The 1924 building housing the Oliver & District Museum will be repainted and a collapsing artifact shelter will be repaired, thanks to an infusion of funding from the Province’s Community Economic Recovery Infrastructure Program (CERIP). The funding, delivered in partnership with Heritage BC, comes in the form of a grant of $23,626 from CERIP’s Unique Heritage Infrastructure stream. The funds will be put toward appropriately cleaning and repainting the museum’s badly weathered 1924 wooden siding, repairing an artifact shelter with a collapsing roof, and changing lighting in the 1896 Fairview Jail to LEDs to reduce fire hazards.
All three projects center around conserving unique heritage structures for Oliver’s present and future generations. Over the decades, sunlight as well as old sprinkler systems have caused the paint on the museum (the town’s first police station) to deteriorate, exposing portions of siding and allowing moisture build-up. While the old sprinklers are gone, the damage remains. Repainting the exterior will preserve and protect the 97 year-old wood for the future.
LEDs will also protect the Fairview Jail, one of the historic ghost town’s last survivors, from heat damage and fire risk. It will also improve energy-efficiency and cost-effectiveness.

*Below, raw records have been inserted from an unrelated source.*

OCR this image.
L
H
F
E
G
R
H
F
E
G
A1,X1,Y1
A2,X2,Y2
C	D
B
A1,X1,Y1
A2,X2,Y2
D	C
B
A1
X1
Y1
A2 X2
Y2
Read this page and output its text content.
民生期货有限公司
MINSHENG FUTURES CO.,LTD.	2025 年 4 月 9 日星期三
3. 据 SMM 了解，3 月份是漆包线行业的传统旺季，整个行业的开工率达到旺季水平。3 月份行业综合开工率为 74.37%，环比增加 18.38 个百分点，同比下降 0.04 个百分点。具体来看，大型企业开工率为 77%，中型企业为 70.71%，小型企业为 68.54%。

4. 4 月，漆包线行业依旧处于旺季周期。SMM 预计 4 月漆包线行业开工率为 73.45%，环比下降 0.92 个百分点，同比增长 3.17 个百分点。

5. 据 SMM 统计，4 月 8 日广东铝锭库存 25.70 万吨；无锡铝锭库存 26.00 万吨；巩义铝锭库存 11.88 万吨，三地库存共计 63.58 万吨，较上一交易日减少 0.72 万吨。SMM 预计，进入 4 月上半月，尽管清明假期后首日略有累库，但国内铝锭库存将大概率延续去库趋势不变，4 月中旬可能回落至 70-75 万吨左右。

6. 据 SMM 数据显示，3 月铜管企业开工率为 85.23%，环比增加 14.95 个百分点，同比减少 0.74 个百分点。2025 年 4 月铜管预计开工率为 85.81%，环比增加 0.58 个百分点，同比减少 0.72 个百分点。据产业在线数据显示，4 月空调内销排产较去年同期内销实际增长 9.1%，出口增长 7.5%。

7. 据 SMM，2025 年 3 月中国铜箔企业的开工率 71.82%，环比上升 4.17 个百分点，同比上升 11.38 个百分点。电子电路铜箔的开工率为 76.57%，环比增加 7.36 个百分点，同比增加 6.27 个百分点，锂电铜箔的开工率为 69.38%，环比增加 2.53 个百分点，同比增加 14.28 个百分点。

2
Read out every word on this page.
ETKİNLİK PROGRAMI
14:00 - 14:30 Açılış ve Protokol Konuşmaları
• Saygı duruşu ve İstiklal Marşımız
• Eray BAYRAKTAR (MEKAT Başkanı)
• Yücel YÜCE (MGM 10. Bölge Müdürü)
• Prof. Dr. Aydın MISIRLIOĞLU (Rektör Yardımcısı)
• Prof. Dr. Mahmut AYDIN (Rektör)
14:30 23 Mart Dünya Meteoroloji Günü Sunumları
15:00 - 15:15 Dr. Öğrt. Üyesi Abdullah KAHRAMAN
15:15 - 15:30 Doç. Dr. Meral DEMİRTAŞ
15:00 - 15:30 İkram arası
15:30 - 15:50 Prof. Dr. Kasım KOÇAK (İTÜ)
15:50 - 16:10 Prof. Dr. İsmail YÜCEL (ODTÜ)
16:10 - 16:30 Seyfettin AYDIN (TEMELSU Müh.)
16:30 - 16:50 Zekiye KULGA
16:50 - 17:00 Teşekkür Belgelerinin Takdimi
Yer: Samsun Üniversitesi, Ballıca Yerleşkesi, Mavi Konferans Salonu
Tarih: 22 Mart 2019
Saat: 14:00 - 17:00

The artifact shelter’s restoration will protect numerous industrial artifacts housed beneath it, allowing visitors to continue to enjoy them for decades to come.
These tasks will be ongoing over 2021 and will provide work for a number of contractors. “We are so grateful that these projects have received funding,” said Julianna Weisgarber, Executive Director for the Oliver & District Heritage Society which manages the museum. “They ensure the continued preservation of the artifacts, the Fairview Jail, and the museum, a unique heritage building and one of the oldest public buildings in our community, for all to enjoy.”